Mr Arjun
... a story by Brij Lal
Brij Vilash Lal (Tabia, Labasa, Fiji, 21 August 1952 – Brisbane, Australia, 25 December 2021), historian, academic, educator, writer, and one of three members of the Constitutional Review Commission that led to the adoption of the 1997 Fiji Constitution. He warm-heartedly wrote this short story of migration for Stopover (Victoria University Press and University of Hawai’i Press, 2007). Brij was a colossal Indian-Fijian, an immense mind, treated poorly by the Bainimarama government, and died while in forced exile from Fiji, the country of his birth.
I seldom visit Tabia now, the village of my birth and childhood. The place is a labyrinth of memories better left untouched. But on the rare occasion I do, I always make an effort to see Arjun Kaka. Now in his late seventies, he is the only one in the village who has a direct connection to my father’s generation, the last link to a fading past. He knows my passion for local history and we talk endlessly about past events and people. Kaka is illiterate and a vegetarian and teetotaller. Everyone in the village knows him as a man of integrity, a man with a completely unblemished reputation. His wife died about a decade ago and he now lives on the farm with the family of his deceased son. The other three boys, bright and educated, migrated to Australia after the 1987 coups. He misses them desperately, for this is not the way he had wanted to spend his twilight years. He now wishes one of them had remained behind. There is no telephone in the house and letters from his children are rare. He wonders about his grandchildren, how old they are, what they look like, if they remember him, ruminating like old men usually do.
A few years ago, covering a general election, I went to Labasa and visited Kaka. ‘Why don’t you visit Krishna and the other two boys, Kaka?’ I said after he had mentioned how badly he missed his children. ‘At my age, Beta, it is difficult,’ he said sadly. ‘You know I cannot read and write. Besides, my health is not good.’ ‘Kaka, so many people like you travel all the time,’ I reminded him. ‘Look at Balram, Dulare, and Ram Rattan.’ Formerly of Tabia, they had moved to town when their leases were not renewed. Some had even gone to Viti Levu. Kaka nodded but did not say anything. Then an inspired thought occurred to me. I was returning to Australia a few weeks later and could take Kaka with me. When I made the offer, his face lit up, all the excuses forgotten. They were excuses, really, nothing more. He had a deep yearning to travel and see his children and grandchildren but not knowing how. ‘Beta, e to bahut julum baat hai,’ he said — this is very good news indeed, son. He embraced me. ‘You are like my own son. Bhaiya [my father] would be very proud of you.’ If truth be known, since dad’s death, I regarded Arjun Kaka as a father figure.
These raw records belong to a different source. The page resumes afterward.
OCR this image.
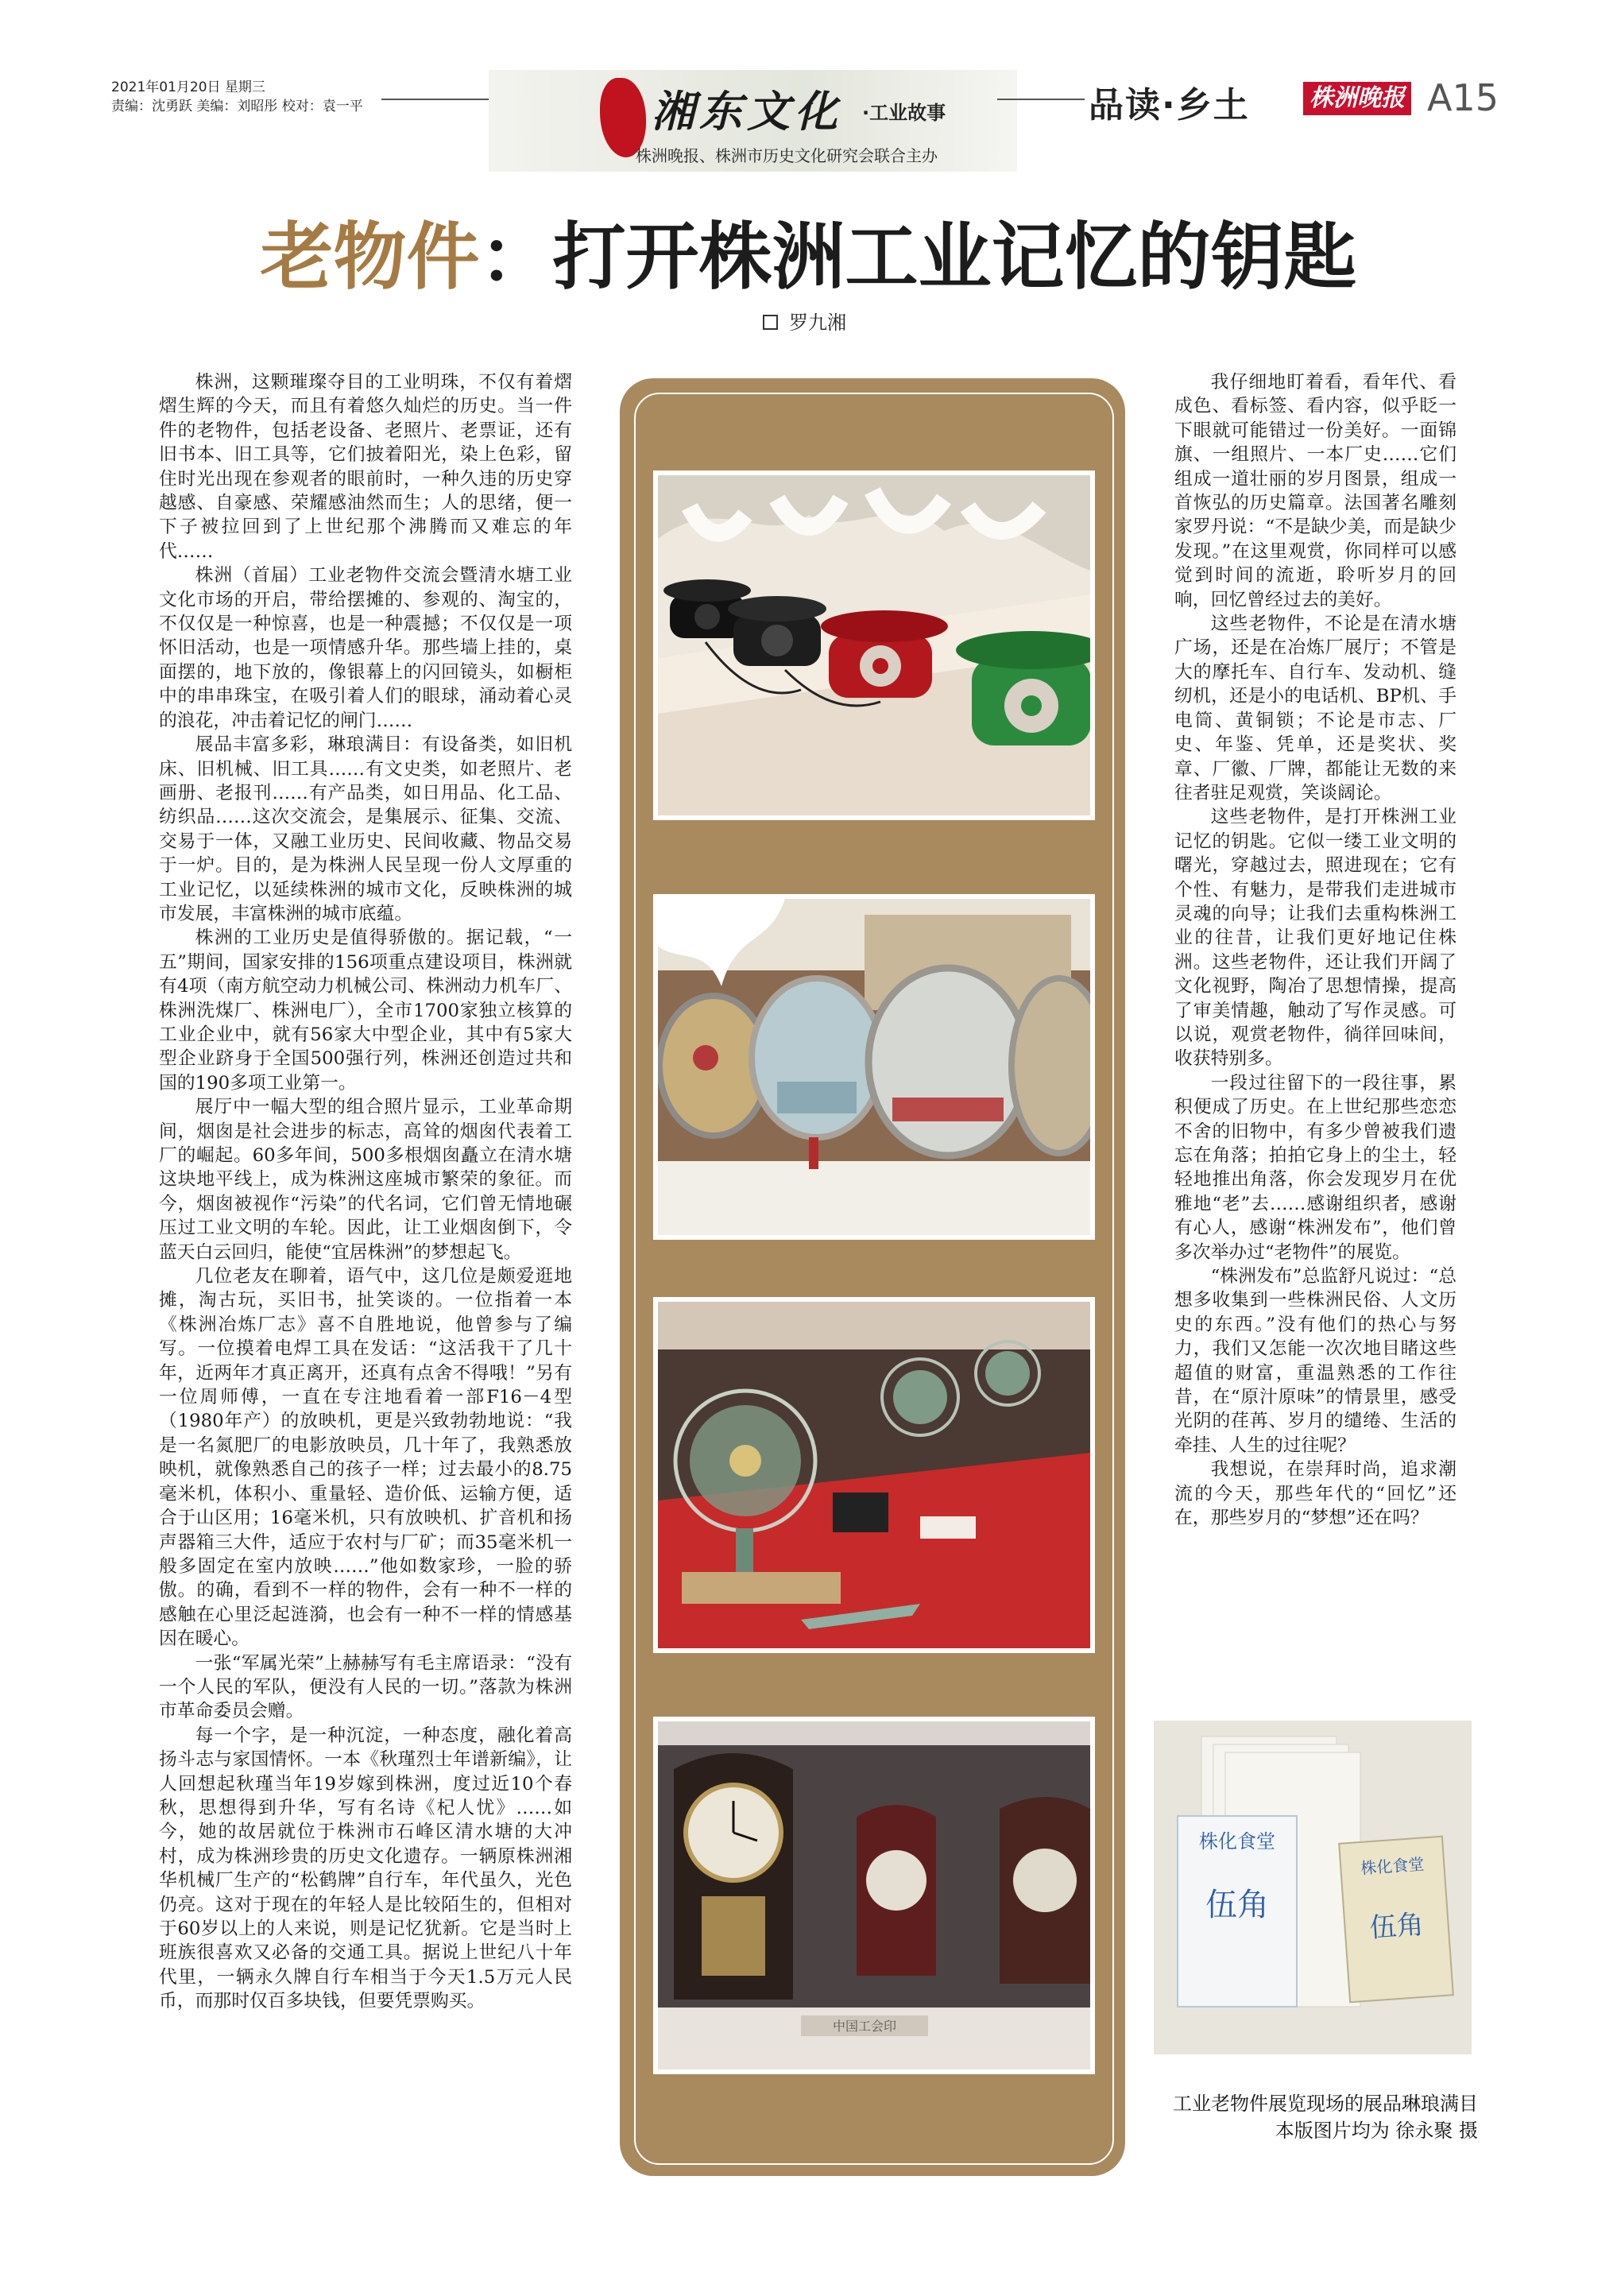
2021年01月20日 星期三
责编：沈勇跃 美编：刘昭彤 校对：袁一平	湘东文化 ·工业故事
株洲晚报、株洲市历史文化研究会联合主办
品读·乡土	株洲晚报 A15
老物件：打开株洲工业记忆的钥匙
罗九湘

株洲，这颗璀璨夺目的工业明珠，不仅有着熠熠生辉的今天，而且有着悠久灿烂的历史。当一件件的老物件，包括老设备、老照片、老票证，还有旧书本、旧工具等，它们披着阳光，染上色彩，留住时光出现在参观者的眼前时，一种久违的历史穿越感、自豪感、荣耀感油然而生；人的思绪，便一下子被拉回到了上世纪那个沸腾而又难忘的年代……

株洲（首届）工业老物件交流会暨清水塘工业文化市场的开启，带给摆摊的、参观的、淘宝的，不仅仅是一种惊喜，也是一种震撼；不仅仅是一项怀旧活动，也是一项情感升华。那些墙上挂的，桌面摆的，地下放的，像银幕上的闪回镜头，如橱柜中的串串珠宝，在吸引着人们的眼球，涌动着心灵的浪花，冲击着记忆的闸门……

展品丰富多彩，琳琅满目：有设备类，如旧机床、旧机械、旧工具……有文史类，如老照片、老画册、老报刊……有产品类，如日用品、化工品、纺织品……这次交流会，是集展示、征集、交流、交易于一体，又融工业历史、民间收藏、物品交易于一炉。目的，是为株洲人民呈现一份人文厚重的工业记忆，以延续株洲的城市文化，反映株洲的城市发展，丰富株洲的城市底蕴。

株洲的工业历史是值得骄傲的。据记载，“一五”期间，国家安排的156项重点建设项目，株洲就有4项（南方航空动力机械公司、株洲动力机车厂、株洲洗煤厂、株洲电厂），全市1700家独立核算的工业企业中，就有56家大中型企业，其中有5家大型企业跻身于全国500强行列，株洲还创造过共和国的190多项工业第一。

展厅中一幅大型的组合照片显示，工业革命期间，烟囱是社会进步的标志，高耸的烟囱代表着工厂的崛起。60多年间，500多根烟囱矗立在清水塘这块地平线上，成为株洲这座城市繁荣的象征。而今，烟囱被视作“污染”的代名词，它们曾无情地碾压过工业文明的车轮。因此，让工业烟囱倒下，令蓝天白云回归，能使“宜居株洲”的梦想起飞。

几位老友在聊着，语气中，这几位是颇爱逛地摊，淘古玩，买旧书，扯笑谈的。一位指着一本《株洲冶炼厂志》喜不自胜地说，他曾参与了编写。一位摸着电焊工具在发话：“这活我干了几十年，近两年才真正离开，还真有点舍不得哦！”另有一位周师傅，一直在专注地看着一部F16－4型（1980年产）的放映机，更是兴致勃勃地说：“我是一名氮肥厂的电影放映员，几十年了，我熟悉放映机，就像熟悉自己的孩子一样；过去最小的8.75毫米机，体积小、重量轻、造价低、运输方便，适合于山区用；16毫米机，只有放映机、扩音机和扬声器箱三大件，适应于农村与厂矿；而35毫米机一般多固定在室内放映……”他如数家珍，一脸的骄傲。的确，看到不一样的物件，会有一种不一样的感触在心里泛起涟漪，也会有一种不一样的情感基因在暖心。

一张“军属光荣”上赫赫写有毛主席语录：“没有一个人民的军队，便没有人民的一切。”落款为株洲市革命委员会赠。

每一个字，是一种沉淀，一种态度，融化着高扬斗志与家国情怀。一本《秋瑾烈士年谱新编》，让人回想起秋瑾当年19岁嫁到株洲，度过近10个春秋，思想得到升华，写有名诗《杞人忧》……如今，她的故居就位于株洲市石峰区清水塘的大冲村，成为株洲珍贵的历史文化遗存。一辆原株洲湘华机械厂生产的“松鹤牌”自行车，年代虽久，光色仍亮。这对于现在的年轻人是比较陌生的，但相对于60岁以上的人来说，则是记忆犹新。它是当时上班族很喜欢又必备的交通工具。据说上世纪八十年代里，一辆永久牌自行车相当于今天1.5万元人民币，而那时仅百多块钱，但要凭票购买。

中国工会印
株化食堂
伍角
株化食堂
伍角

我仔细地盯着看，看年代、看成色、看标签、看内容，似乎眨一下眼就可能错过一份美好。一面锦旗、一组照片、一本厂史……它们组成一道壮丽的岁月图景，组成一首恢弘的历史篇章。法国著名雕刻家罗丹说：“不是缺少美，而是缺少发现。”在这里观赏，你同样可以感觉到时间的流逝，聆听岁月的回响，回忆曾经过去的美好。

这些老物件，不论是在清水塘广场，还是在冶炼厂展厅；不管是大的摩托车、自行车、发动机、缝纫机，还是小的电话机、BP机、手电筒、黄铜锁；不论是市志、厂史、年鉴、凭单，还是奖状、奖章、厂徽、厂牌，都能让无数的来往者驻足观赏，笑谈阔论。

这些老物件，是打开株洲工业记忆的钥匙。它似一缕工业文明的曙光，穿越过去，照进现在；它有个性、有魅力，是带我们走进城市灵魂的向导；让我们去重构株洲工业的往昔，让我们更好地记住株洲。这些老物件，还让我们开阔了文化视野，陶冶了思想情操，提高了审美情趣，触动了写作灵感。可以说，观赏老物件，徜徉回味间，收获特别多。

一段过往留下的一段往事，累积便成了历史。在上世纪那些恋恋不舍的旧物中，有多少曾被我们遗忘在角落；拍拍它身上的尘土，轻轻地推出角落，你会发现岁月在优雅地“老”去……感谢组织者，感谢有心人，感谢“株洲发布”，他们曾多次举办过“老物件”的展览。

“株洲发布”总监舒凡说过：“总想多收集到一些株洲民俗、人文历史的东西。”没有他们的热心与努力，我们又怎能一次次地目睹这些超值的财富，重温熟悉的工作往昔，在“原汁原味”的情景里，感受光阴的荏苒、岁月的缱绻、生活的牵挂、人生的过往呢？

我想说，在崇拜时尚，追求潮流的今天，那些年代的“回忆”还在，那些岁月的“梦想”还在吗？

工业老物件展览现场的展品琳琅满目
本版图片均为 徐永聚 摄
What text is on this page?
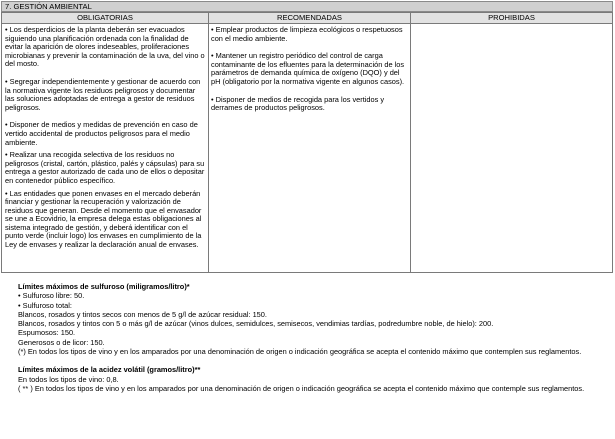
7. GESTIÓN AMBIENTAL
OBLIGATORIAS	RECOMENDADAS	PROHIBIDAS
• Los desperdicios de la planta deberán ser evacuados siguiendo una planificación ordenada con la finalidad de evitar la aparición de olores indeseables, proliferaciones microbianas y prevenir la contaminación de la uva, del vino o del mosto.
• Segregar independientemente y gestionar de acuerdo con la normativa vigente los residuos peligrosos y documentar las soluciones adoptadas de entrega a gestor de residuos peligrosos.
• Disponer de medios y medidas de prevención en caso de vertido accidental de productos peligrosos para el medio ambiente.
• Realizar una recogida selectiva de los residuos no peligrosos (cristal, cartón, plástico, palés y cápsulas) para su entrega a gestor autorizado de cada uno de ellos o depositar en contenedor público específico.
• Las entidades que ponen envases en el mercado deberán financiar y gestionar la recuperación y valorización de residuos que generan. Desde el momento que el envasador se une a Ecovidrio, la empresa delega estas obligaciones al sistema integrado de gestión, y deberá identificar con el punto verde (incluir logo) los envases en cumplimiento de la Ley de envases y realizar la declaración anual de envases.
• Emplear productos de limpieza ecológicos o respetuosos con el medio ambiente.
• Mantener un registro periódico del control de carga contaminante de los efluentes para la determinación de los parámetros de demanda química de oxígeno (DQO) y del pH (obligatorio por la normativa vigente en algunos casos).
• Disponer de medios de recogida para los vertidos y derrames de productos peligrosos.
Límites máximos de sulfuroso (miligramos/litro)*
• Sulfuroso libre: 50.
• Sulfuroso total:
Blancos, rosados y tintos secos con menos de 5 g/l de azúcar residual: 150.
Blancos, rosados y tintos con 5 o más g/l de azúcar (vinos dulces, semidulces, semisecos, vendimias tardías, podredumbre noble, de hielo): 200.
Espumosos: 150.
Generosos o de licor: 150.
(*) En todos los tipos de vino y en los amparados por una denominación de origen o indicación geográfica se acepta el contenido máximo que contemplen sus reglamentos.
Límites máximos de la acidez volátil (gramos/litro)**
En todos los tipos de vino: 0,8.
( ** ) En todos los tipos de vino y en los amparados por una denominación de origen o indicación geográfica se acepta el contenido máximo que contemple sus reglamentos.
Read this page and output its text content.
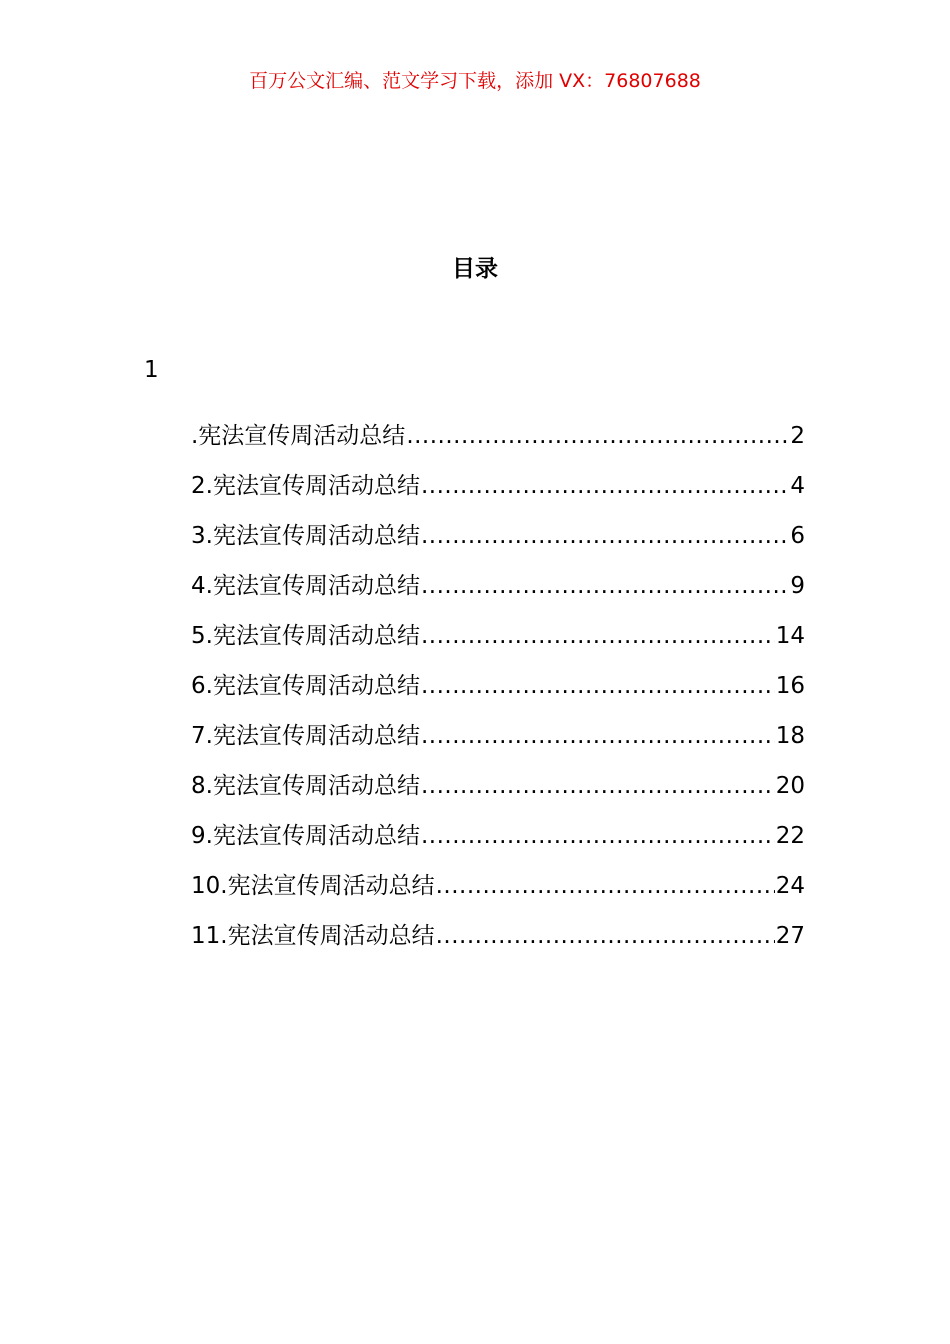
百万公文汇编、范文学习下载，添加 VX：76807688
目录
1
.宪法宣传周活动总结 .....	2
2.宪法宣传周活动总结 .....	4
3.宪法宣传周活动总结 .....	6
4.宪法宣传周活动总结 .....	9
5.宪法宣传周活动总结 .....	14
6.宪法宣传周活动总结 .....	16
7.宪法宣传周活动总结 .....	18
8.宪法宣传周活动总结 .....	20
9.宪法宣传周活动总结 .....	22
10.宪法宣传周活动总结 .....	24
11.宪法宣传周活动总结 .....	27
Once a rural backwater, Labasa was on the move. There was a time when going to Suva was considered ‘going overseas’, an experience recounted in glorious and often embroidered detail for years. Australia and New Zealand were out of the question. ‘The place is emptying day by day, especially since all the jhanjhat [trouble] started.’ He meant the coup. ‘There is no growth, no hope. Young people, finishing school, leave for Suva. No one returns. There is nothing to return to.’ ‘Dil uth gaye,’ Kaka said — the heart is no longer here. Kaka’s observation reinforced what I had been told in Suva. There was hardly a single Indo-Fijian family in Fiji which did not have at least one member abroad. ‘The best and the brightest are leaving,’ a friend had remarked in Suva. ‘Only the chakka panji [hoi polloi] remain.’ The wealthy and the well-connected had their families safely ‘parked’ in Australia and New Zealand, he had said. An interesting way of putting it, I thought, suggesting temporariness, a readiness to move again if the need arose. I had heard a new phrase to describe this new phenomenon: frequent flyer families. Those safely abroad talked of loyalty and commitment to Fiji, of returning one day, but it was just that, talk, nothing more. I felt deeply for people who were trapped in Fiji, victims of fate, living in suffering and sufferance.